Yeah, as long as you tweak the number of scanlines so they match the game resolution this is a sure fired way of doing it. It is the reason fake scanlines are in there.
Nope. I will do a commit right now. It will include 4.5GB of Overlays so it might take a bit.
Here’s hoping GitHub doesn’t freak out at the size of my commit.
The Mega Bezel commit was only 800MB of Potato graphics. It is done.
Just a heads up. The potato graphics are 1920x1080 at 72dpi. They are for potatoes. They look great at 4K anyway, with the new MIP scaling in the Mega Bezel.
Edit: If anyone wants the 4K versions they are in the Overlays repo.
I had to split the Overlay commit into three parts. In the end I was also forced to optimize the GCE Vectrex because they were 2.35GB alone. They will show some dithering on very close inspection.
So what your saying is that Vectrex was half of it?
What are the Potato presets? Are they just presets for people with slower pcs?
Thanks everybody. I went ahead and tried a couple things, which I was able to fix the problem. I just turned Interlacing and Fake Scanlines Trigger Res down and set Fake Scanlines opacity to 70.
Yes, they are essentially an overlay. They use a bare minimum of the Mega Bezel features, like screen scaling, black edge line width, curvature, etc. They only have one image layer and no reflection or generated bezel. They do support the dual screen feature, which is one of the many reasons they are superior to overlays.
They have a number of base presets to choose from for the reference shader.
- MBZ__5__POTATO__EASYMODE.slangp
- MBZ__5__POTATO__GDV.slangp
- MBZ__5__POTATO__GDV-MINI.slangp
- MBZ__5__POTATO__GDV-NTSC.slangp
- MBZ__5__POTATO__LCD-GRID.slangp
I am using GDV-MINI and LCD-GRID.
Speaking of overlays. As previously stated, the 4K overlays my Potato graphics are based on are in my Retroarch-Overlays/Logo repo.
Eventually I will do sample configs that can be used as an override template, along with coordinates in a readme.
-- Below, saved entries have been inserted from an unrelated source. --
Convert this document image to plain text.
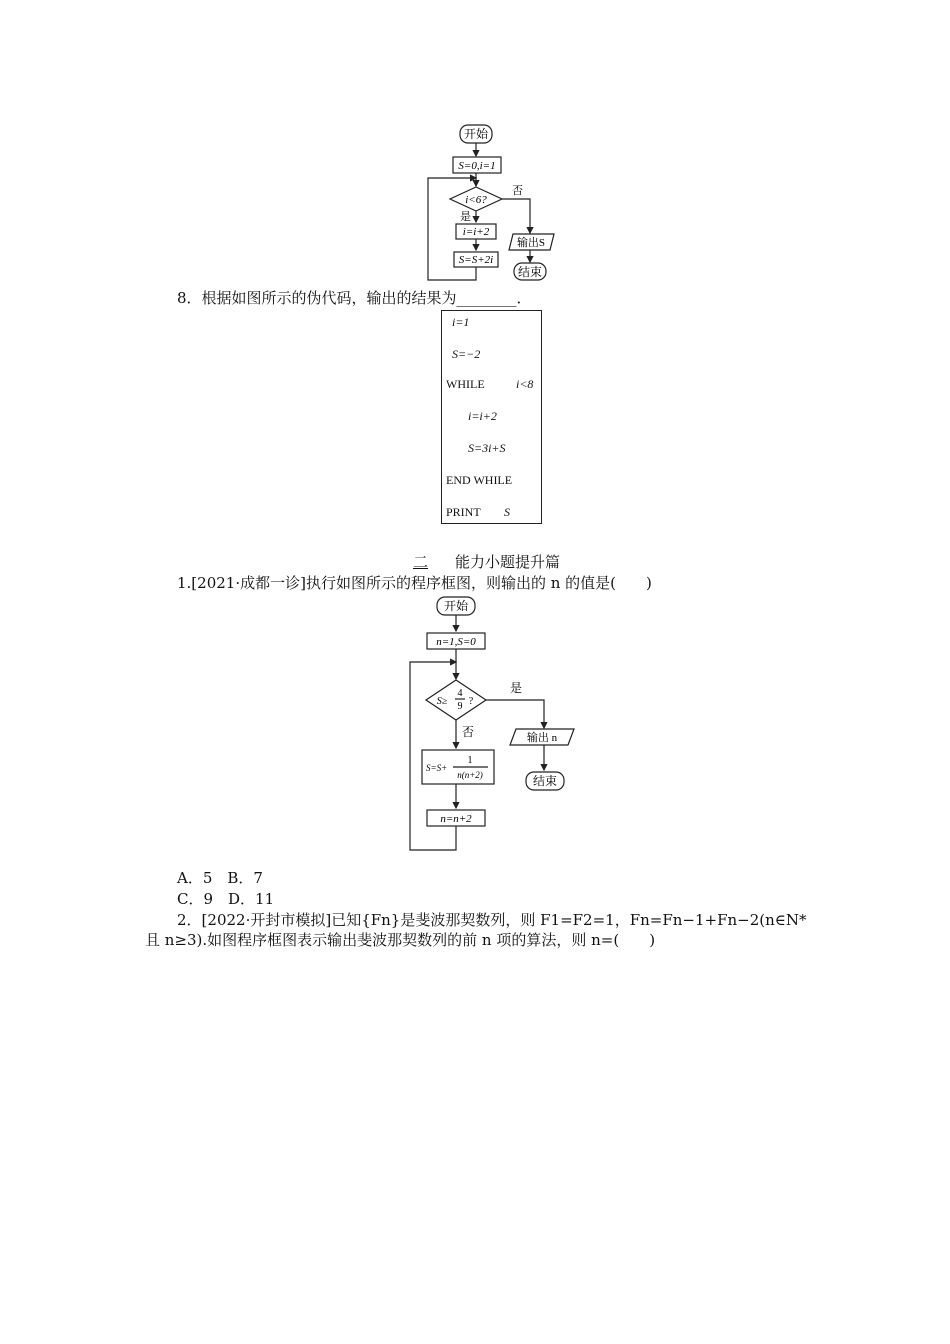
开始
S=0,i=1
i<6?
否
是
i=i+2
S=S+2i
输出S
结束
8．根据如图所示的伪代码，输出的结果为________．
i=1
S=−2
WHILE	i<8
i=i+2
S=3i+S
END WHILE
PRINT S
二 能力小题提升篇
1.[2021·成都一诊]执行如图所示的程序框图，则输出的 n 的值是(　　)
开始
n=1,S=0
S≥
4
9 ?
是
否
S=S+
1
n(n+2)
n=n+2
输出 n
结束
A．5　B．7
C．9　D．11
2．[2022·开封市模拟]已知{Fn}是斐波那契数列，则 F1=F2=1，Fn=Fn−1+Fn−2(n∈N*
且 n≥3).如图程序框图表示输出斐波那契数列的前 n 项的算法，则 n=(　　)
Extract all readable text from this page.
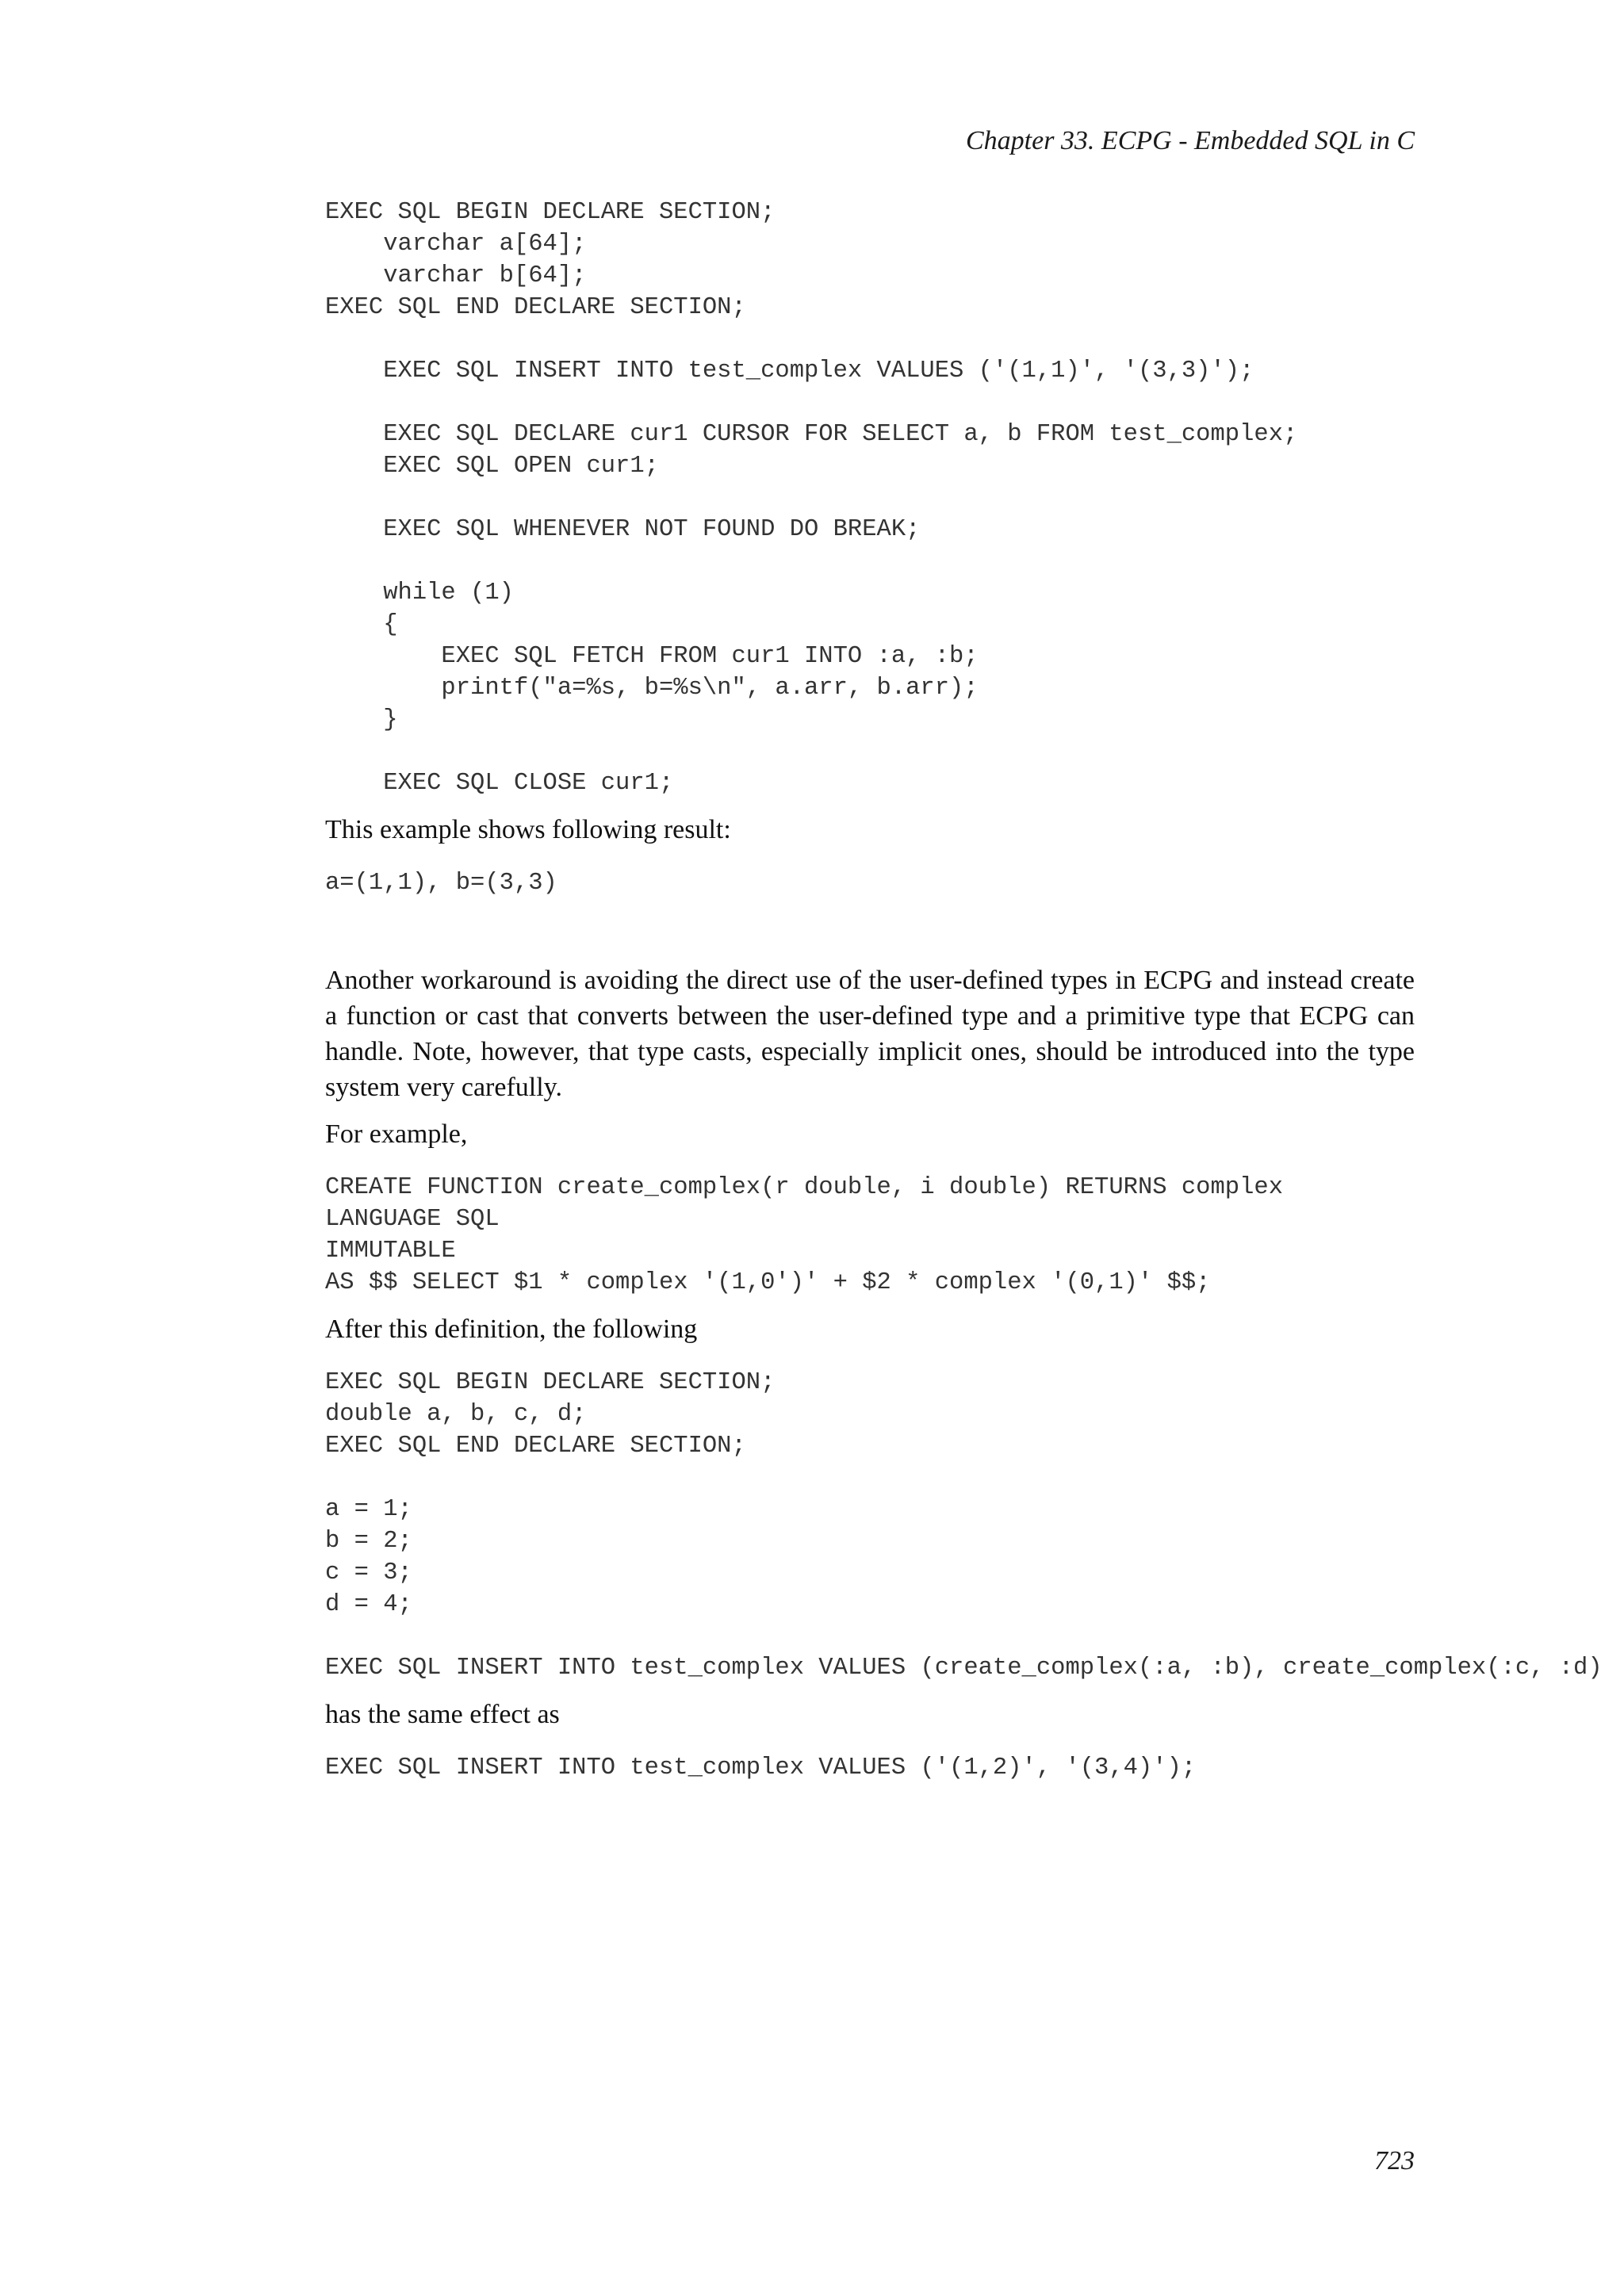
Chapter 33. ECPG - Embedded SQL in C
EXEC SQL BEGIN DECLARE SECTION;
varchar a[64];
varchar b[64];
EXEC SQL END DECLARE SECTION;

EXEC SQL INSERT INTO test_complex VALUES ('(1,1)', '(3,3)');

EXEC SQL DECLARE cur1 CURSOR FOR SELECT a, b FROM test_complex;
EXEC SQL OPEN cur1;

EXEC SQL WHENEVER NOT FOUND DO BREAK;

while (1)
{
EXEC SQL FETCH FROM cur1 INTO :a, :b;
printf("a=%s, b=%s\n", a.arr, b.arr);
}

EXEC SQL CLOSE cur1;

This example shows following result:

a=(1,1), b=(3,3)

Another workaround is avoiding the direct use of the user-defined types in ECPG and instead create a function or cast that converts between the user-defined type and a primitive type that ECPG can handle. Note, however, that type casts, especially implicit ones, should be introduced into the type system very carefully.

For example,

CREATE FUNCTION create_complex(r double, i double) RETURNS complex
LANGUAGE SQL
IMMUTABLE
AS $$ SELECT $1 * complex '(1,0')' + $2 * complex '(0,1)' $$;

After this definition, the following

EXEC SQL BEGIN DECLARE SECTION;
double a, b, c, d;
EXEC SQL END DECLARE SECTION;

a = 1;
b = 2;
c = 3;
d = 4;

EXEC SQL INSERT INTO test_complex VALUES (create_complex(:a, :b), create_complex(:c, :d)

has the same effect as

EXEC SQL INSERT INTO test_complex VALUES ('(1,2)', '(3,4)');
723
The coordinates can be used to convert the overlays for use in MAME and Rocketlauncher.
I also plan on doing a visual guide to using the “Render for Simplified Presets” parameters in the shader, which is what I used to create the graphics.
Yeah, the semi transparent screen gels add a lot of colors to the count, which is what makes the file size so large.
Yeah this helps with the Moire, because the fake scanlines are not curved by default, so if you are happy with the look it’s a good solution, I may put in an option to so it could automatically match the core resolution.
Well if you’re going to put out commits that size for me to grab when I get home from Scout meetings, I’m going to have to attend more meetings, haha!
It turned out to be only 2.53 GB of overlays. I replaced all the old “Logo” overlays with a complete set of overlays that match the Mega Bezel presets, (i.e. Bezel, Custom_Bezel_001, Monitor, PVM20 etc.) and consolidated the night into the same folder.
The naming convention is following my graphics for the potato presets. Now that I think of it, I may change that. (Or not. )
Thanks for these YouTube export settings Cyb, it’s really really interesting!
I’ll give them a try as soon as I start to produce videos again to promote my next iteration of Mega Bezels with some extra Death to Pixel flavour
Now I am going to have to try the overlays out. I honestly didn’t know you created overlays of the Mega Bezel presets.
This is only the first time I have used this method. In the past I composited all the layers in Photoshop and used a vector bezel clone I created in Illustrator. It took a lot of time, trial, and error to figure out how to accurately change the color of the bezels.
For the Night and LED layers I used the same blending modes I did for the Mega Bezel presets before @HyperspaceMadness created the additional image layers. I am still using these methods for the Batocera decorations.
This new method is much easier and produces results identical to the Mega Bezel presets.
Of course, taking 1500+ screenshots still takes a bit of time. (Day, night, and at least one mask of each preset.)
I did create a few Photoshop actions to automate applying the masks and renaming/reorganizing the layers. I even wasted a full morning on developing a command-line script to automatically export the PNGs, until I realized the 3rd party tool it wasn’t applying the masks.
I figured this was most likely the way you was doing the Potato presets.
So the method is in experimentation mode and if all goes well, mind as well just use it from now on. Which ever way is the easiest on the creator because I have been there myself with web development.
The main caveat is that the results are 72dpi instead of the 300dpi I have in my mission statement. That is acceptable for Potato presets and overlays, but not for the Mega Bezel graphics. It deserves more.